Life is all encompassing and Life nullifying the ruling class is our bound duty to life, for we are to be served by people who choose to serve us. To be lied to serves life in not one manner thus nullification becomes the act of ridding ourselves of something bad, not good for life at all.

 

Rob Natelson
Rob Natelson

 @WilliamSchooler I'm not sure how to respond to that rant, Mr. Schooler. The only point I was making about "restraint" is that the current Court generally follows existing constitutional jurisprudence and that jurisprudence is liberal. I don't see how that point set you off.

 

If you want to make a real contribution to liberty, perhaps you should join the move for a limited Article V amendments convention.

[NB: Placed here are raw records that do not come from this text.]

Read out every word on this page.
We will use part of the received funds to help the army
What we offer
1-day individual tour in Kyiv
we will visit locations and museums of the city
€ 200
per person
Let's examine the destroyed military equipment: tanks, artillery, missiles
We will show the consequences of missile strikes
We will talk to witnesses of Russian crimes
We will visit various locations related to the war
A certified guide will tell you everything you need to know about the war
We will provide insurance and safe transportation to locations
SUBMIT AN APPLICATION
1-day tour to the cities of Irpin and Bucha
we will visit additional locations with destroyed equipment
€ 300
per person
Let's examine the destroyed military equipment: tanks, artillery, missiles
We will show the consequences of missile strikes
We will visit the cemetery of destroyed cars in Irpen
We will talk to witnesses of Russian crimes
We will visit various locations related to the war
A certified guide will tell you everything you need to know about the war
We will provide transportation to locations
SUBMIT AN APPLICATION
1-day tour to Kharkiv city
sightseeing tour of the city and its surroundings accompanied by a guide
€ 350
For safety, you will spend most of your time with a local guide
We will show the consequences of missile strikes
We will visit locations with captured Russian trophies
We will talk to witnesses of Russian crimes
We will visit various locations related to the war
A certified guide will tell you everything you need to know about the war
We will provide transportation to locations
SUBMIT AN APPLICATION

That's a movement that is growing, and one that actually holds out some hope for success.

WilliamSchooler
WilliamSchooler

@Rob Natelson

It wasn’t a personal attack, I personally do not hold them as any value at all for they are useless and work for a Corporation and that is all they uphold. 

 

As for Liberty I posted some of what is coming down the pike on the last post Dr, King on how to destroy the Corporation and the questions for Government is yet to have discussion.

 

I understand you do not know how to respond because most of you are attempting to correct and uncorrectable system. I actually used to agree with what you were doing but have since become very enlightened to degrees all things are now in question. I hope it caused some thought not a response but that is cool to. You have all worked hard, so I totally get that. This is one of the very few of groups I have any respect for so I continue to share here.

 

My apologies if you thought is was to rant, it was more to stimulate some thought about this subject.